Marzo de 1991. La Guerra del Golfo acaba de finalizar con el resultado que todos conocemos
y las tropas estadounidenses se aprestan para volver a casa. Pero hay cuatro soldados que tienen otros planes. Hallaron algo así como
el "mapa del tesoro", una papeleta con las indicaciones para acceder a un bunker
adonde yace el oro que Saddam le birló a Kuwait. Su postrera misión, pues, será
atravesar el desierto y alzarse con los lingotes. Nadie debería enterarse de esta
acción, concebida para concretarse en algunas horas, sin disparar un tiro ni cargar con
pesadas culpas: quien roba a un ladrón, se sabe, merece cien años de perdón. Pero el
plan obviamente se complica.
Tres reyes ocupa algún lugar
en el camino que va de los films de guerra a los de acción y aventuras. Y otro ejército,
no de soldados sino de chistes, la quiere aproximar a sátiras como M.A.S.H.
(Robert Altman, 1970), aunque muy pocos de esos chistes dan en el blanco. Estamos frente a
una de las pocas películas que Hollywood dedicó a la guerra contra Irak, escasez que se
explica por las singulares características de dicha operación: una guerra "a
control remoto" en la que sólo corrió sangre enemiga, y en muchos casos civil, no
es elemento dócil para las apologías patrióticas. La película de David Russell no
está exenta de patriotismo o más propiamente, de patrioterismo pero lo
incluye de una manera inusual. Más sutil. Sus héroes no empiezan siendo "los
yanquis" sino "estos yanquis". Estos cuatro reyes (aunque en el título
sean tres para preservar cierta cosa bíblica) que emprenden un viaje llevados
por la codicia... y lo concluyen a caballo de las más nobles intenciones que podrían
movilizar a cualquier mortal: la solidaridad para con los opositores iraquíes, aquellos a
los que George Bush instó a rebelarse contra Saddam para abandonarlos a su suerte una vez
"recuperada" Kuwait. Esta y otras pocas críticas, o autocríticas, se dejan
oír entre los disparos, persecuciones y explosiones de una fábula a puro sol, copiosa en
efectos especiales y de una textura ciertamente modernosa: imágenes granuladas,
de alto contraste y colores saturados por aquí; montaje vertiginoso y violentos zooms por
allá... ráfagas que aprovechan los cinco canales del Dolby Stereo por todos lados.
Lo de "fábula" no es
gratuito. Archie Gates (George Clooney), Troy Barlow (Mark Wahlberg), Chief Elgin (el rapper
Ice Cube) y Conrad Vig (el tambíen director Spike Jonze, de quien vimos ¿Quieres ser
John Malkovich?) deben ser los mercenarios más sensibles del planeta. Ya los
primeros opositores a Saddam, salvajemente martirizados por el régimen, les parten el
corazón a tal punto que no trepidan en arriesgar el pellejo para salvar a los niños de
las bombas, o en ceder sus máscaras a los hombres bajo unas bombas de gas ("diez
veces más agresivo que el lacrimógeno") que les hacen escupir sangre con un
estoicismo formidable. Los rebeldes iraquíes también tienen sus particularidades.
Entre los líderes, por ejemplo, hay un buen hombre cuya vocación, fatalmente frustrada
por el tirano, era instalar un hotel, mientras que otro de ellos quería montar una
peluquería. Hollywood quiso que el drama esencial de los kurdos y demás víctimas de
Saddam ¡gente sin techo ni comida! se travistiese bajo la forma de la
imposibilidad de ejercer la libre empresa. Esto ya no tiene nada de sutil.

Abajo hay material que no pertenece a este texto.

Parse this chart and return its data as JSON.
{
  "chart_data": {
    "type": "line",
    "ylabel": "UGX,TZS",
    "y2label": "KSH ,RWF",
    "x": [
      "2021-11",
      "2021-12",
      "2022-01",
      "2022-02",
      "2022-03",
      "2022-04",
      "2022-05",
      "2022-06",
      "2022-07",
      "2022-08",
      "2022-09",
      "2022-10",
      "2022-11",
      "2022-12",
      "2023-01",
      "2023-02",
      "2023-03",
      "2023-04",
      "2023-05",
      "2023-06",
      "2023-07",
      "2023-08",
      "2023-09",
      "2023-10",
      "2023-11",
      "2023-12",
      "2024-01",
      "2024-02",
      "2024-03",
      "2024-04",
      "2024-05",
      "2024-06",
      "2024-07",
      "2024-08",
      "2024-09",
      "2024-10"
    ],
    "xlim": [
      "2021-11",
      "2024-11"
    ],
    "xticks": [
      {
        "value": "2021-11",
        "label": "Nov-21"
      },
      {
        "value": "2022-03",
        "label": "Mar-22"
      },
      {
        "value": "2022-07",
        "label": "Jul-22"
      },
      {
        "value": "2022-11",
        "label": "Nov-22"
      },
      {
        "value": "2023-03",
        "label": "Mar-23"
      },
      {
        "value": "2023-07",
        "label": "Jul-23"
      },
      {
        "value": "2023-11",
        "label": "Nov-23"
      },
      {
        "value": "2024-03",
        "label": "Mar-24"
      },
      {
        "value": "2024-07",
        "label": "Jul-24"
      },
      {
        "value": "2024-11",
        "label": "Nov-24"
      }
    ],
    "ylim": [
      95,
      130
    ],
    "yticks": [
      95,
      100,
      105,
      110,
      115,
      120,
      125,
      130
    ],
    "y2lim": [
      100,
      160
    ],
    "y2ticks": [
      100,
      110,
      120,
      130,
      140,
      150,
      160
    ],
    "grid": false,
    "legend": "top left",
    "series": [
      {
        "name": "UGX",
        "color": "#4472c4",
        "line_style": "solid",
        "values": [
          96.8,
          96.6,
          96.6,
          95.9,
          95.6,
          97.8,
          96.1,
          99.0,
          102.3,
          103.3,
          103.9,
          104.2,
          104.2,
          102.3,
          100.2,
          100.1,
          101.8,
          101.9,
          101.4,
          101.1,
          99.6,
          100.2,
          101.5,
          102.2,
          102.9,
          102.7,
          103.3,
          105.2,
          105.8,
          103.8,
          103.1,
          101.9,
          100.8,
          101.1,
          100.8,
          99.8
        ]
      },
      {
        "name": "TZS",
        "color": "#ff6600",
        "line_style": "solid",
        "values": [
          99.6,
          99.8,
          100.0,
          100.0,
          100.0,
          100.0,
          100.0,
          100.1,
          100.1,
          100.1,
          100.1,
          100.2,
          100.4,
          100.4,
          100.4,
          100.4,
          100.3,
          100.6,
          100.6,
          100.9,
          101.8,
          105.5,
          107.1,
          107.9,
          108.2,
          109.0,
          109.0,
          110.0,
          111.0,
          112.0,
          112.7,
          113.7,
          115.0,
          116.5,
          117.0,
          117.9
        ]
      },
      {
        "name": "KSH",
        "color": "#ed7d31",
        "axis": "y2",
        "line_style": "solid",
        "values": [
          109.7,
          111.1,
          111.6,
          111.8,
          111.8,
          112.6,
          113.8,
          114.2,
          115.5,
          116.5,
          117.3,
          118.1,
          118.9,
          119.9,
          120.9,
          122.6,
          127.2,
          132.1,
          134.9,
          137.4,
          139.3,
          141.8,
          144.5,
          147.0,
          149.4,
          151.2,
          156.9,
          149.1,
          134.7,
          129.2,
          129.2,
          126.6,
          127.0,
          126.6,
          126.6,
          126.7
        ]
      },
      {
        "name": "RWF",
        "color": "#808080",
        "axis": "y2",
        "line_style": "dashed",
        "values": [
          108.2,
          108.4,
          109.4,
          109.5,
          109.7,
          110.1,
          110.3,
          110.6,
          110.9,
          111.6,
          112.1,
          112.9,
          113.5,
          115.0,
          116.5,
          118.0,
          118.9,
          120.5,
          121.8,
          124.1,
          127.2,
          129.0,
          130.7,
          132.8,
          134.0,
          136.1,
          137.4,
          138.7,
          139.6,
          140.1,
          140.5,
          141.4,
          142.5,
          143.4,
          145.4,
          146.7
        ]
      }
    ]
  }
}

Por el lado actoral hay que decir que
al proverbial espesor de Clooney se suma la simpatía de los restantes
(excepción hecha de Jonze, algo desbocado). Y hay otro personaje importante, una
reportera de la CBS muy naturalmente interpretada por Nora Dunn, ex animadora del popular Saturday
Night Live de la televisión estadounidense. El problema es que ni ella ni las
cámaras de la CBS parecen tener otro cometido que prohijar y por supuesto registrar
un ampuloso final feliz en el que la bonhomía del cuarteto contagia abruptamente a la
superioridad y todas las tibias críticas, o autocríticas, parecen diluirse. Los héroes
vuelven a ser "los yanquis" y cada maldita cosa vuelve a ocupar su lugar.